The President has taken some more measured and effective steps on the administrative side. In a significant move that did not receive much press, on January 20, 2017, Reince Priebus issued a memorandum instructing the heads of executive departments and agencies to give the administration an opportunity to review any new or pending regulations before taking further action, and generally instructing those officials to:

  1. Refrain from sending any new material to the Federal Register for publication until it can be reviewed by “a department or agency head appointed or designated by the President” ;
  2. Withdraw any regulations, including proposed rules, final rules, and guidance documents, which have been sent to the Federal Register (forwarded for publication to make them law), but have not yet been published, so that they may be reviewed by the new Administration; and
  3. Delay until March 21, 2017, the implementation of any final rules or guidance documents that have been published, but have not yet become effective, and consider proposing to delay implementation beyond that date. Those regulations are to be reviewed by Trump-appointed or designated agency heads in consultation with the Office of Management and Budget (OMB). This has proven an effective “shot across the bow” that has already impacted several initiatives of the Obama administration.

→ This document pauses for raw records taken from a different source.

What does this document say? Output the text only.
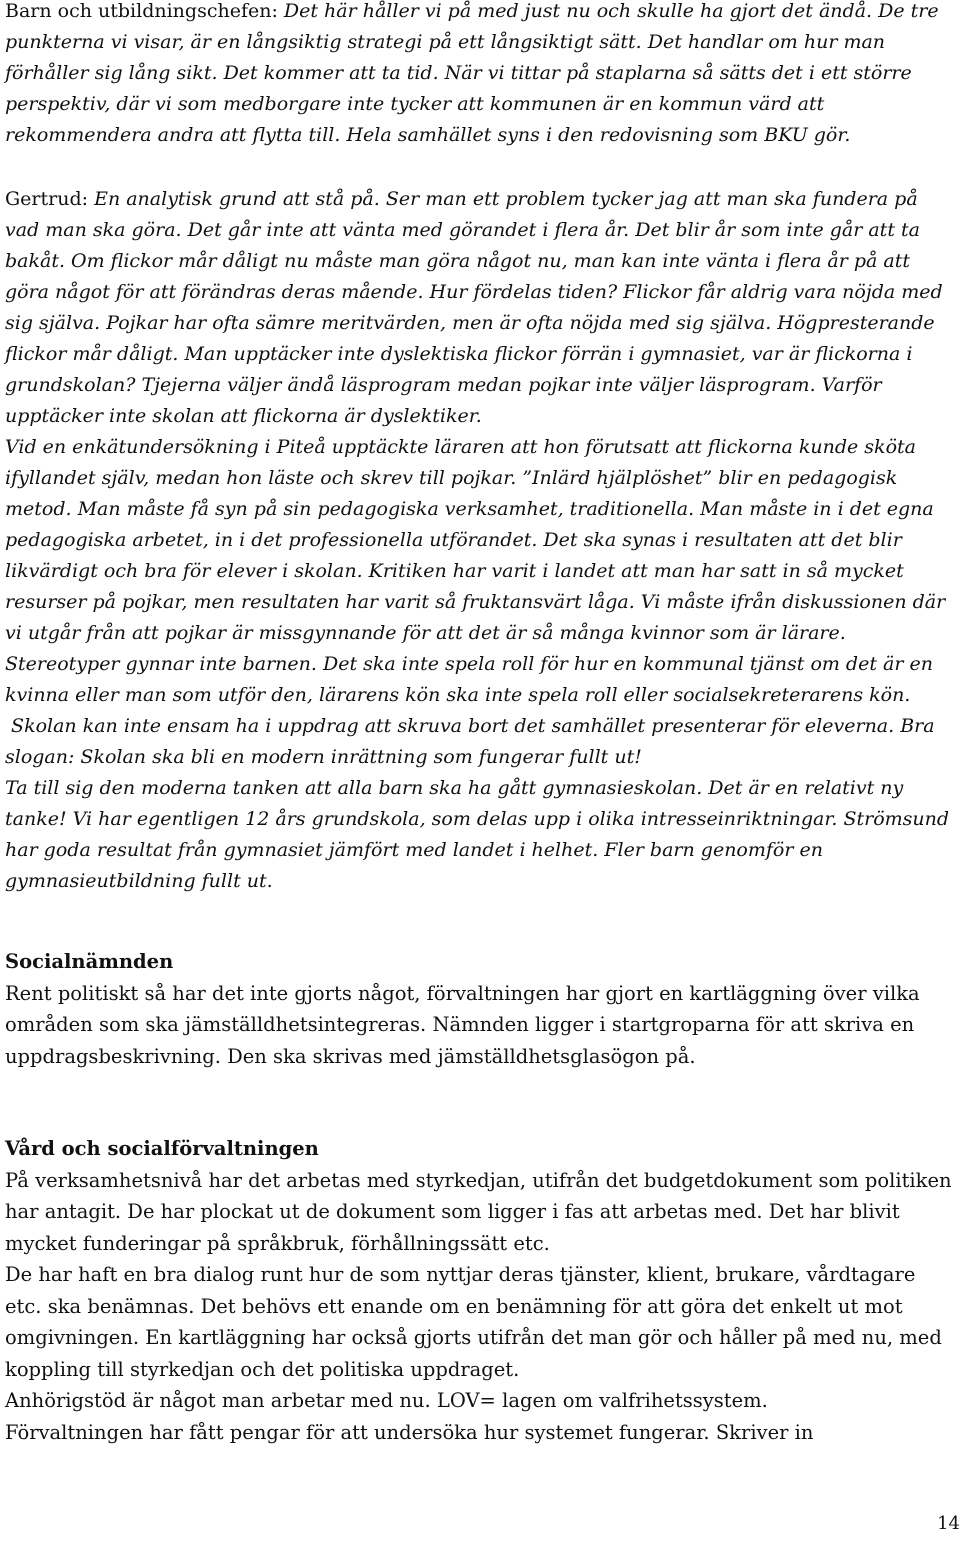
Barn och utbildningschefen: Det här håller vi på med just nu och skulle ha gjort det ändå. De tre punkterna vi visar, är en långsiktig strategi på ett långsiktigt sätt. Det handlar om hur man förhåller sig lång sikt. Det kommer att ta tid. När vi tittar på staplarna så sätts det i ett större perspektiv, där vi som medborgare inte tycker att kommunen är en kommun värd att rekommendera andra att flytta till. Hela samhället syns i den redovisning som BKU gör.

Gertrud: En analytisk grund att stå på. Ser man ett problem tycker jag att man ska fundera på vad man ska göra. Det går inte att vänta med görandet i flera år. Det blir år som inte går att ta bakåt. Om flickor mår dåligt nu måste man göra något nu, man kan inte vänta i flera år på att göra något för att förändras deras mående. Hur fördelas tiden? Flickor får aldrig vara nöjda med sig själva. Pojkar har ofta sämre meritvärden, men är ofta nöjda med sig själva. Högpresterande flickor mår dåligt. Man upptäcker inte dyslektiska flickor förrän i gymnasiet, var är flickorna i grundskolan? Tjejerna väljer ändå läsprogram medan pojkar inte väljer läsprogram. Varför upptäcker inte skolan att flickorna är dyslektiker.

Vid en enkätundersökning i Piteå upptäckte läraren att hon förutsatt att flickorna kunde sköta ifyllandet själv, medan hon läste och skrev till pojkar. ”Inlärd hjälplöshet” blir en pedagogisk metod. Man måste få syn på sin pedagogiska verksamhet, traditionella. Man måste in i det egna pedagogiska arbetet, in i det professionella utförandet. Det ska synas i resultaten att det blir likvärdigt och bra för elever i skolan. Kritiken har varit i landet att man har satt in så mycket resurser på pojkar, men resultaten har varit så fruktansvärt låga. Vi måste ifrån diskussionen där vi utgår från att pojkar är missgynnande för att det är så många kvinnor som är lärare. Stereotyper gynnar inte barnen. Det ska inte spela roll för hur en kommunal tjänst om det är en kvinna eller man som utför den, lärarens kön ska inte spela roll eller socialsekreterarens kön.

Skolan kan inte ensam ha i uppdrag att skruva bort det samhället presenterar för eleverna. Bra slogan: Skolan ska bli en modern inrättning som fungerar fullt ut!

Ta till sig den moderna tanken att alla barn ska ha gått gymnasieskolan. Det är en relativt ny tanke! Vi har egentligen 12 års grundskola, som delas upp i olika intresseinriktningar. Strömsund har goda resultat från gymnasiet jämfört med landet i helhet. Fler barn genomför en gymnasieutbildning fullt ut.

Socialnämnden

Rent politiskt så har det inte gjorts något, förvaltningen har gjort en kartläggning över vilka områden som ska jämställdhetsintegreras. Nämnden ligger i startgroparna för att skriva en uppdragsbeskrivning. Den ska skrivas med jämställdhetsglasögon på.

Vård och socialförvaltningen

På verksamhetsnivå har det arbetas med styrkedjan, utifrån det budgetdokument som politiken har antagit. De har plockat ut de dokument som ligger i fas att arbetas med. Det har blivit mycket funderingar på språkbruk, förhållningssätt etc.

De har haft en bra dialog runt hur de som nyttjar deras tjänster, klient, brukare, vårdtagare etc. ska benämnas. Det behövs ett enande om en benämning för att göra det enkelt ut mot omgivningen. En kartläggning har också gjorts utifrån det man gör och håller på med nu, med koppling till styrkedjan och det politiska uppdraget.

Anhörigstöd är något man arbetar med nu. LOV= lagen om valfrihetssystem.

Förvaltningen har fått pengar för att undersöka hur systemet fungerar. Skriver in

14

One notable impact was in regard to the previously proposed FLSA changes whereby the Department of Labor (DOL) dramatically increased the salary test for partially determining whether an employee could be exempt from overtime. On November 22, just 10 days before the implementation date of the new FLSA rules, a Federal District Court in Texas enjoined the implementation of that rule. President Obama’s Department of Labor immediately filed an appeal of that injunction.

Shortly after Priebus’ memo was issued, the DOL requested a 60 day extension in the briefing schedule for the appeal. The extension was granted on February 22, giving the DOL until May 1 to submit their response. One reason given for the request was to allow the new administration to assess the issues presented by the rule change.

The Trump administration took a similar approach in regard to gender identity issues. Last May, the departments of Education and Justice issued joint guidance (referred to as a “Dear Colleague letter”) recommending schools allow transgender students to use facilities that correspond with their preferred gender identity. The Trump administration took little time to issue its own “Dear Colleague letter,” withdrawing the guidance of the first letter “in order to further and more completely consider the legal issues involved”.

The current administration has also refused to publish OSHA fines issued against employers (sometimes referred to as the “name and shame” program). The Obama administration issued an average of about 460 news releases annually announcing fines and other enforcement actions. Since the inauguration of President Trump, OSHA has not posted a single news release about an enforcement fine.

Given the forgoing, the trend and intent is clear: the current administration has set the stage for rolling back some of the employment law changes imposed during the Obama years. Consistent with the wording of Priebus’ memo, as each new appointee takes office they will review pending or proposed rules and set the agenda for the future.

For now employers are wise to be vigilant. Federal agencies are still staffed at the field level by employees whose views may or may not be in harmony with the new administration, and thus employers should seek counsel as to the current state of laws, regulations and enforcement efforts. When the laws or regulations change, personnel policies and procedures should be updated to reflect the new measures, both to conform with the changes but also to avoid employee assertions relying on personnel policies based on the old law.